Si al menos pudiera compartir aquel momento con Julie, pensó Lawrence con amargura. Julie, su hija, no tenía miedo a nada. Ella hubiera comprendido como nadie lo que aquel momento significaba para él.
Casi perdió el equilibrio al retroceder por el pasadizo apartando de su camino a los fotógrafos. De nuevo volvieron a relampaguear los flashes de las cámaras. Los periodistas se abalanzaron hacia la puerta de mármol.
—¡Que los hombres vuelvan al trabajo enseguida! —gritó Lawrence—. Que terminen de despejar el pasaje hasta la puerta. Quiero entrar esta noche en esa tumba.
—Lawrence, no te precipites —le advirtió Samir—. Hay algo en todo esto que no debemos menospreciar.
—Samir, me asombras —respondió Lawrence—. Hace diez años que excavamos estas colinas en busca de algo como esto. Y nadie ha tocado esa puerta desde que fue sellada hace dos mil años.
Con gesto malhumorado apartó a los periodistas que se agolpaban a su alrededor. Hasta que llegara el momento de abrir la puerta necesitaba refugiarse en su tienda y en su diario, el único confidente apropiado en aquel momento. De repente se sintió mareado por el calor del largo día.
—No hay declaraciones por el momento, señores —dijo Samir cortésmente. Como siempre, Samir era el enlace entre Lawrence y el mundo real.
Lawrence descendió por el irregular sendero cojeando ligeramente mientras entrecerraba los ojos y admiraba la sombría belleza de las tiendas iluminadas por antorchas a la suave luz violeta del atardecer.

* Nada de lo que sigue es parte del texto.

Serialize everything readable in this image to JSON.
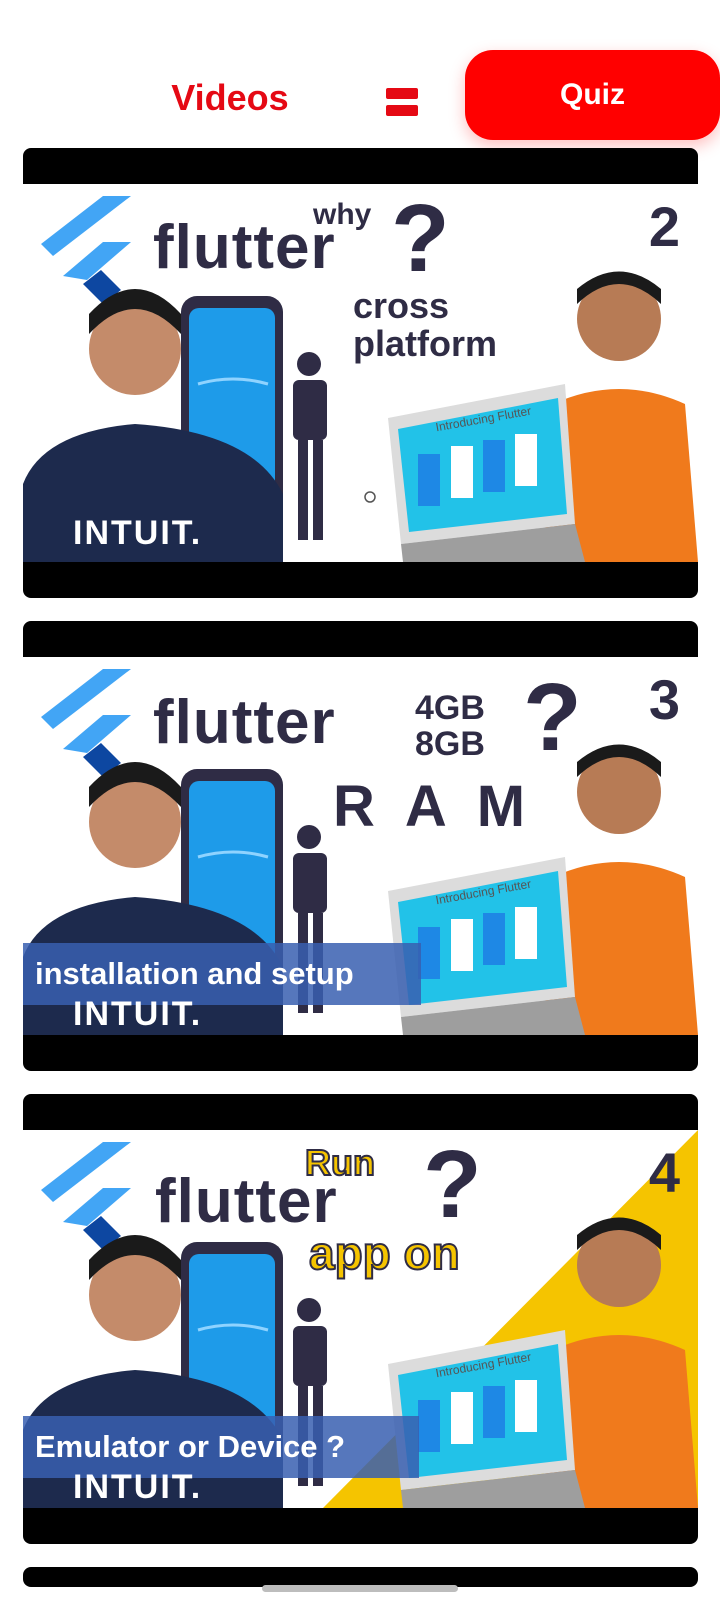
{
  "header": {
    "tab_videos": "Videos",
    "quiz_button": "Quiz",
    "accent_color": "#e50914"
  },
  "videos": [
    {
      "number": "2",
      "title_small": "why",
      "title_main": "flutter",
      "question": "?",
      "subtitle_line1": "cross",
      "subtitle_line2": "platform",
      "shirt_text": "INTUIT.",
      "laptop_caption": "Introducing Flutter"
    },
    {
      "number": "3",
      "title_main": "flutter",
      "ram_option1": "4GB",
      "ram_option2": "8GB",
      "question": "?",
      "subtitle": "R A M",
      "banner": "installation and setup",
      "shirt_text": "INTUIT.",
      "laptop_caption": "Introducing Flutter"
    },
    {
      "number": "4",
      "title_small": "Run",
      "title_main": "flutter",
      "title_after": "app on",
      "question": "?",
      "banner": "Emulator or Device ?",
      "shirt_text": "INTUIT.",
      "laptop_caption": "Introducing Flutter"
    }
  ]
}
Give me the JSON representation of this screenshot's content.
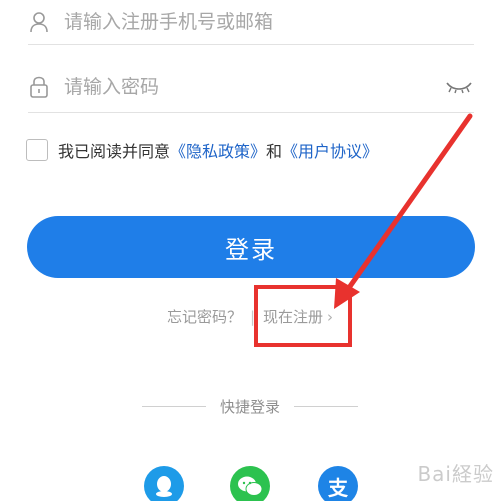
{
  "form": {
    "username_placeholder": "请输入注册手机号或邮箱",
    "password_placeholder": "请输入密码",
    "agreement_prefix": "我已阅读并同意",
    "privacy_policy": "《隐私政策》",
    "and": "和",
    "user_agreement": "《用户协议》",
    "login_button": "登录"
  },
  "links": {
    "forgot_password": "忘记密码？",
    "separator": "|",
    "register_now": "现在注册",
    "chevron": "›"
  },
  "quick_login": {
    "label": "快捷登录",
    "providers": [
      {
        "name": "qq-icon",
        "glyph": "◆"
      },
      {
        "name": "wechat-icon",
        "glyph": "●●"
      },
      {
        "name": "alipay-icon",
        "glyph": "支"
      }
    ]
  },
  "watermark": "Bai経验",
  "colors": {
    "primary_button": "#1f7ee8",
    "link": "#1e64c8",
    "annotation": "#e8322e"
  }
}
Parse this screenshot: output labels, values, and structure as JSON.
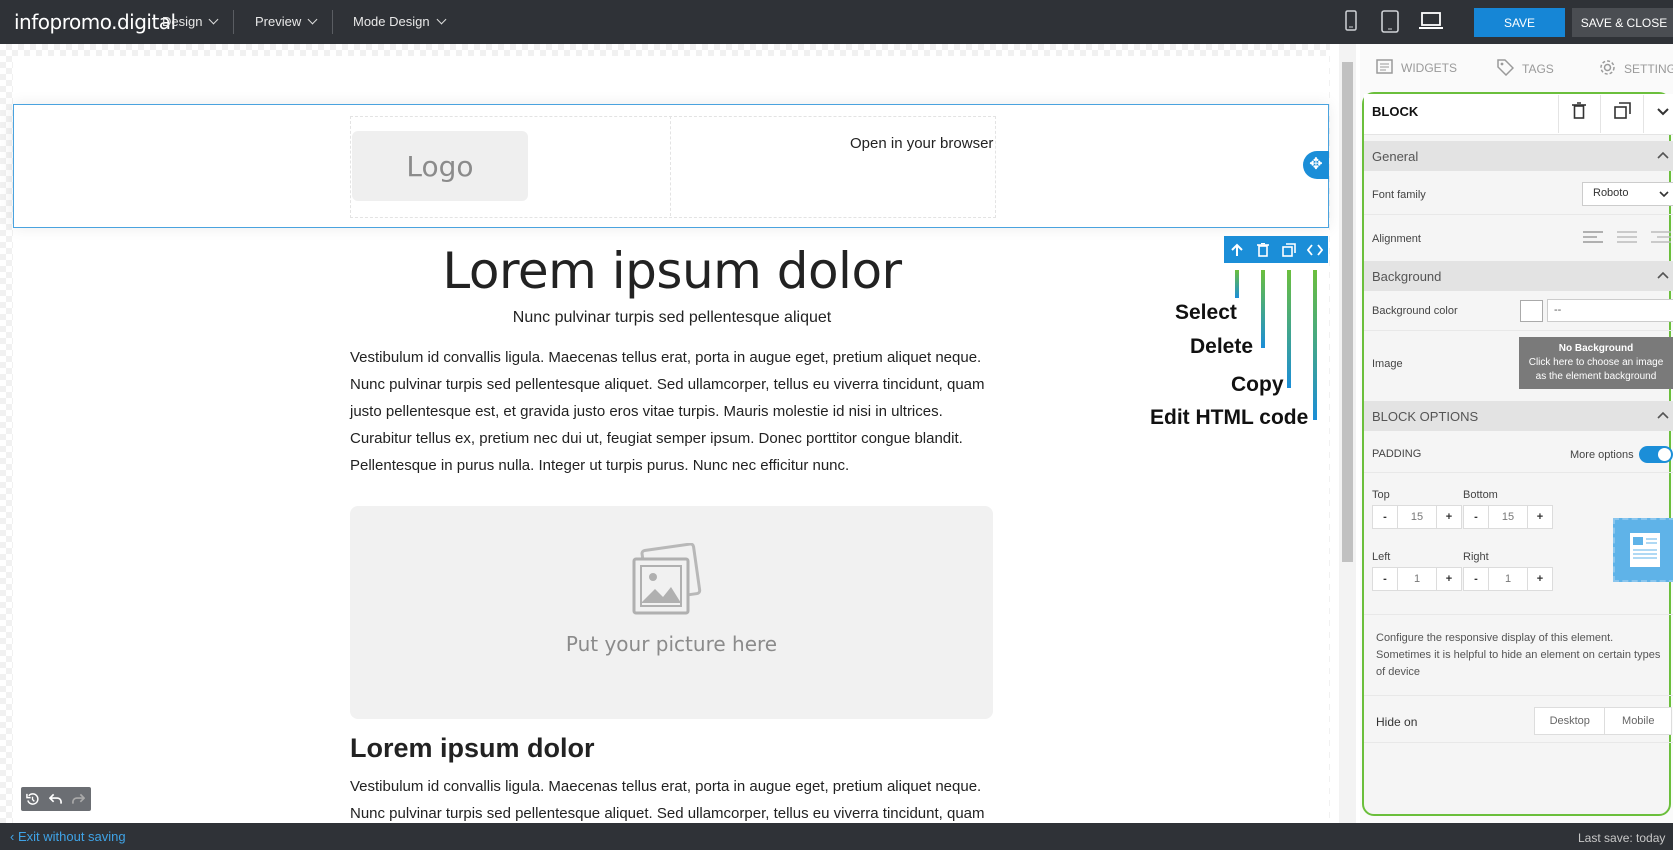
{
  "topbar": {
    "brand": "infopromo.digital",
    "menus": [
      "Design",
      "Preview",
      "Mode Design"
    ],
    "save_label": "SAVE",
    "save_close_label": "SAVE & CLOSE",
    "devices": [
      "mobile-icon",
      "tablet-icon",
      "desktop-icon"
    ]
  },
  "email": {
    "logo_text": "Logo",
    "open_browser": "Open in your browser",
    "heading": "Lorem ipsum dolor",
    "subheading": "Nunc pulvinar turpis sed pellentesque aliquet",
    "para1_lines": [
      "Vestibulum id convallis ligula. Maecenas tellus erat, porta in augue eget, pretium aliquet neque.",
      "Nunc pulvinar turpis sed pellentesque aliquet. Sed ullamcorper, tellus eu viverra tincidunt, quam",
      "justo pellentesque est, et gravida justo eros vitae turpis. Mauris molestie id nisi in ultrices.",
      "Curabitur tellus ex, pretium nec dui ut, feugiat semper ipsum. Donec porttitor congue blandit.",
      "Pellentesque in purus nulla. Integer ut turpis purus. Nunc nec efficitur nunc."
    ],
    "picture_text": "Put your picture here",
    "heading2": "Lorem ipsum dolor",
    "para2_lines": [
      "Vestibulum id convallis ligula. Maecenas tellus erat, porta in augue eget, pretium aliquet neque.",
      "Nunc pulvinar turpis sed pellentesque aliquet. Sed ullamcorper, tellus eu viverra tincidunt, quam"
    ]
  },
  "annotations": {
    "select": "Select",
    "delete": "Delete",
    "copy": "Copy",
    "edit_html": "Edit HTML code"
  },
  "panel": {
    "tabs": [
      "WIDGETS",
      "TAGS",
      "SETTING"
    ],
    "block_title": "BLOCK",
    "general": "General",
    "font_family_label": "Font family",
    "font_family_value": "Roboto",
    "alignment_label": "Alignment",
    "background": "Background",
    "bg_color_label": "Background color",
    "bg_color_value": "--",
    "image_label": "Image",
    "no_bg_title": "No Background",
    "no_bg_hint": "Click here to choose an image as the element background",
    "block_options": "BLOCK OPTIONS",
    "padding_label": "PADDING",
    "more_options": "More options",
    "top_label": "Top",
    "top_value": "15",
    "bottom_label": "Bottom",
    "bottom_value": "15",
    "left_label": "Left",
    "left_value": "1",
    "right_label": "Right",
    "right_value": "1",
    "minus": "-",
    "plus": "+",
    "responsive_text": "Configure the responsive display of this element. Sometimes it is helpful to hide an element on certain types of device",
    "hide_on_label": "Hide on",
    "desktop": "Desktop",
    "mobile": "Mobile"
  },
  "footer": {
    "exit": "Exit without saving",
    "last_save": "Last save: today"
  },
  "colors": {
    "accent": "#1b8ed8",
    "annotation_green": "#6bbf3c",
    "topbar": "#2f3237"
  }
}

Tan sólo una cosa distrajo su atención antes de que se refugiara en su tienda, ante la mesa de campaña: la visión de su sobrino Henry, que lo observaba con aire indolente desde cierta distancia; Henry, enfundado en su arrugado traje de lino blanco y con cara de pocos amigos, tan incómodo y fuera de lugar en Egipto; Henry, con el inevitable vaso de whisky en la mano y el eterno cigarro en los labios.
Sin duda estaba con él Malenka, aquella bailarina del vientre de El Cairo que entregaba a su señor inglés todo lo que ganaba.
Lawrence no conseguía olvidarse nunca por completo de Henry, pero tenerlo delante era más de lo que podía soportar.